The music teacher and the teenage lesbian
A judge yesterday jailed a (now former) music teacher for fifteen months for carrying on a lesbian affair with a 15-year-old pupil at a posh girls’ private school in London. The affair involved stays at the teacher’s house and a weekend trip to Paris in which they attended that city’s gay Pride march, and when the police raided the woman’s house, they found various toys including handcuffs, and they also found dozens of text messages to each other on each of their mobile phones, some of them sexually explicit, but the one from the teacher quoted in this article read, “It’s going to be a beautiful day. I love you. You are on my mind all night”.
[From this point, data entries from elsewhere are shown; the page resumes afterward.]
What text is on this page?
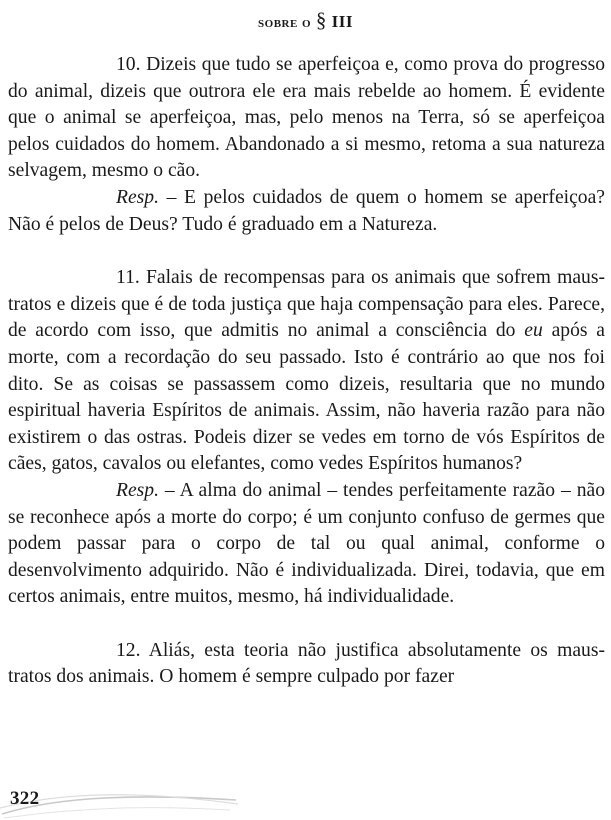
sobre o § III

10. Dizeis que tudo se aperfeiçoa e, como prova do progresso do animal, dizeis que outrora ele era mais rebelde ao homem. É evidente que o animal se aperfeiçoa, mas, pelo menos na Terra, só se aperfeiçoa pelos cuidados do homem. Abandonado a si mesmo, retoma a sua natureza selvagem, mesmo o cão.

Resp. – E pelos cuidados de quem o homem se aperfeiçoa? Não é pelos de Deus? Tudo é graduado em a Natureza.

11. Falais de recompensas para os animais que sofrem maus-tratos e dizeis que é de toda justiça que haja compensação para eles. Parece, de acordo com isso, que admitis no animal a consciência do eu após a morte, com a recordação do seu passado. Isto é contrário ao que nos foi dito. Se as coisas se passassem como dizeis, resultaria que no mundo espiritual haveria Espíritos de animais. Assim, não haveria razão para não existirem o das ostras. Podeis dizer se vedes em torno de vós Espíritos de cães, gatos, cavalos ou elefantes, como vedes Espíritos humanos?

Resp. – A alma do animal – tendes perfeitamente razão – não se reconhece após a morte do corpo; é um conjunto confuso de germes que podem passar para o corpo de tal ou qual animal, conforme o desenvolvimento adquirido. Não é individualizada. Direi, todavia, que em certos animais, entre muitos, mesmo, há individualidade.

12. Aliás, esta teoria não justifica absolutamente os maus-tratos dos animais. O homem é sempre culpado por fazer

322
For obvious reasons, I don’t approve of homosexuality. Nor do I approve of teachers carrying on sexual relationships with pupils, because the teacher is in a position of authority and there is the danger of corruption and favouritism, not to mention what might happen when the pupil decides he or she no longer wants the relationship with the teacher to continue or even does not want certain acts to take place. However, I do feel rather sad for this couple and I don’t share the outrage, such as has been expressed on Vanessa Feltz’s show this morning, that the pair will be allowed to continue the relationship. The prosecution asked that the teacher be banned from being alone with under-age girls, and also that she be banned from contacting the girl for five years, but the judge refused both requests.
Let’s face it, in five years’ time, the girl — who is nearly 16 now — will be nearly 21. That is well above the age of consent. Even below 16, I do not share the sentimental and patronising attitude that teenagers are incapable of informed consent and are in the same need for protection as an eight-year-old. When teenagers commit crimes, although there is some protection such as not naming them in the press for anything but the most serious of crimes, they are still held accountable for their actions. Why then, when they get laid, are they presumed to be victims? There is no victim here. It is significant that the “victim impact statement” that was read out in court and quoted by the Daily Mail came from the girl’s father, and the affair was only investigated after an anonymous email was sent to the school, ostensibly by a parent. The girl is not a victim, but a willing participant.
Fifteen-year-olds are not innocent. They are often quite vicious to each other, and especially to younger people than themselves. They are often put in positions of authority over peers and younger pupils themselves (I don’t want to say ‘other children’, because they are not children). I remember being that age more readily than some of these adults who rush to condemn this woman seem to do. I also remember that the “protection” I received largely consisted of being prevented from doing things, such as going out to town without supervision (I am talking about boarding school here; I was allowed to do this at home); I wasn’t protected much from other boys, who posed a far more immediate danger to me than any “undesirable” in the outside world. Research has shown that society is willing to apportion part of the blame for rape to the victim based on what she was wearing, but when a 15-year-old girl carries on a relationship with a 26-year-old, she is presumed to be the victim and the older partner is treated as some sort of predator. In many countries, girls get married at that age, and people do not suddenly become any more mature when they turn 16.
Don’t get me wrong: I do think what this teacher did was wrong. She only had to wait a few months, and if she was that desperate, she could have found another job and continued her relationship with the girl when she turned 16 (the age of consent is 18 when one party is a teacher and the other a pupil). However, this is not a case of molestation, which is when someone is subjected to unwelcome sexual attention, and I do know what that’s like. I’ve written about it, and the excuses people make for it (particularly as regards boys) before. If that is what this was, I would support more than the level of punishment this woman has received. In this case, it’s a relationship which is illegal because of what it could have led to, but in the event appears not to have done. I would support a suspended sentence and a removal from teaching, but not an immediate prison sentence.